On December 2, 2021, NASA signed a contract with Voyager, alongside Blue Origin, and Northrup Grumman to develop three commercial space stations, Starlab, Orbital Reef, and Free Flyer, to replace the ISS after it is decommissioned in 2030 as part of the Commercial LEO Destinations program. Voyager's station, Starlab, received the single largest contract, $160 million USD, and would be developed as a consortium between Voyager, their subsidiary Nanoracks, and Lockheed Martin. Initially Starlab consisted of a large inflated cabin with about 1/3rd the internal volume as the ISS with its own science lab, docking port, power and propulsion element, and robotic arm largely building off technology developed by Bigelow Aerospace's Expandable Activity Module.

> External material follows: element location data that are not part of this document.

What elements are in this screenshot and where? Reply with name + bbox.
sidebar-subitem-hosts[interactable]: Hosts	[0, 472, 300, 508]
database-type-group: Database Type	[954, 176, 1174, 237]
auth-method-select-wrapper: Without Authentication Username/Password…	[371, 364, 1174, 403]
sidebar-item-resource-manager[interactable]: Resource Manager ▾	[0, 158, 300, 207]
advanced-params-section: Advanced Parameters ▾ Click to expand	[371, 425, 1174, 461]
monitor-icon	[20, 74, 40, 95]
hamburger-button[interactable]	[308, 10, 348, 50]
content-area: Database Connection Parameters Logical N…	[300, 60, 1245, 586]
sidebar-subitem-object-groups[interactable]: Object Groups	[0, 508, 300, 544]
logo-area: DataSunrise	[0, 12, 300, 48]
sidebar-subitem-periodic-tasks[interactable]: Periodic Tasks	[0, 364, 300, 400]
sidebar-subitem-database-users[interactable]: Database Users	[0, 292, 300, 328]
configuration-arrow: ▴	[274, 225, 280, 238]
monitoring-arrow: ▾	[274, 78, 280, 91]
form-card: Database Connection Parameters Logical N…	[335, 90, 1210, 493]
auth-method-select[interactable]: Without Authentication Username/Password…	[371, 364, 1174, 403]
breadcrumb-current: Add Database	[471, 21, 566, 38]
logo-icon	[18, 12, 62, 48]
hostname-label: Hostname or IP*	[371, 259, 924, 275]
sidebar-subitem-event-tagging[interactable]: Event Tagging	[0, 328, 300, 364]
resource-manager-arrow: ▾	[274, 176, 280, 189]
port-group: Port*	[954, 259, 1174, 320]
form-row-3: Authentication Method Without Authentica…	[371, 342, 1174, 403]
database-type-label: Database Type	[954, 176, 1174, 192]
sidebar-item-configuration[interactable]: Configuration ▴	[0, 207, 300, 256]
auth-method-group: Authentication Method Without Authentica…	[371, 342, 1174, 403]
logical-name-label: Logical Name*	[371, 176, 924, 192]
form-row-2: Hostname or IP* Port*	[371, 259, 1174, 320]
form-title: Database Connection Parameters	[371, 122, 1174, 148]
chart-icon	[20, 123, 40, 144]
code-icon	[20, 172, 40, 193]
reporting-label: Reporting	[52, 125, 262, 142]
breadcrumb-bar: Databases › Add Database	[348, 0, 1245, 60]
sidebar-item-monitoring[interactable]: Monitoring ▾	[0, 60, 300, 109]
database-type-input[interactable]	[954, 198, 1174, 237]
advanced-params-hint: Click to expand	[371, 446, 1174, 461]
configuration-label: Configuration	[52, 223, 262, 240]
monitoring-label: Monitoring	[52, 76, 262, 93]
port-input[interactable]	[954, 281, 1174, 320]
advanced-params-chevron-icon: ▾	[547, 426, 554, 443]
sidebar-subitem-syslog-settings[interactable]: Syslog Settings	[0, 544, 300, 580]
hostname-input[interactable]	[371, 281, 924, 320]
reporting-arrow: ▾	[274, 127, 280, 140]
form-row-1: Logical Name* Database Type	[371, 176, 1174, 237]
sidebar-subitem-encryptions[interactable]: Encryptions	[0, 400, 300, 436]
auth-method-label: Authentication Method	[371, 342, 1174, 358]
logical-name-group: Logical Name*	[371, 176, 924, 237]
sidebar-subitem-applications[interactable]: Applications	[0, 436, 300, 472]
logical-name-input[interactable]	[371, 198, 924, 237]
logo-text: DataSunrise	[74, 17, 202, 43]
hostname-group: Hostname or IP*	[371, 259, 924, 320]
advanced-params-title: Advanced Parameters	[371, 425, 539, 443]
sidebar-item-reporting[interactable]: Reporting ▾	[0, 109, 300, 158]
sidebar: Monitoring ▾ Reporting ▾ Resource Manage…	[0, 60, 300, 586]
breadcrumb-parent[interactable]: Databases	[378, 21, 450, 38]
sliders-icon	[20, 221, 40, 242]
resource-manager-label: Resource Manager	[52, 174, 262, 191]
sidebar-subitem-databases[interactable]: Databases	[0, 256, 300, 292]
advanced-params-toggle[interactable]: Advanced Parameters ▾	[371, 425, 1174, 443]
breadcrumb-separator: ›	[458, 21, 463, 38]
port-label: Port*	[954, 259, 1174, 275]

On August 2, 2023, Airbus would join the Starlab consortium resulting in a total redesign of the proposed station. Airbus would effectively supersede Lockheed Martin who had been working on the inflatable main structure as Starlabs new main structure will be rigid and metallic and based off the Columbus module of the ISS. In October 2023 Northrop Grumman abandoned their Free Flyer station and also joined the Starlab consortium with their Cygnus to provide resupply missions. In 2024 Canada's MDA Space and Japan's Mitsubishi also joined the Starlab consortium offering a Canadarm-esque robotic arm and a cash infusion respectively.

Starlab completed its Preliminary Design Review in early 2025 with a prospective launch date of 2029.

==Spaceflights==
===VOYG-1===

On 16 April, 2026, Voyager was awarded a contract for the seventh Private Astronaut Mission to fly commercial astronauts to the International Space Station (ISS) on a SpaceX Dragon 2 under the name VOYG-1. The mission will spend at most 14 days at the ISS with all 4 of VOYG-1's crew being Voyager employed commercial astronauts to gain rendezvous and docking experience for future missions to Starlab. The mission is expected to launch no earlier than 2028. On January 31, 2024, Voyager announced that the SpaceX Starship had been selected for its launch vehicle with another NASA contract awarded for $217.5 million USD for further support.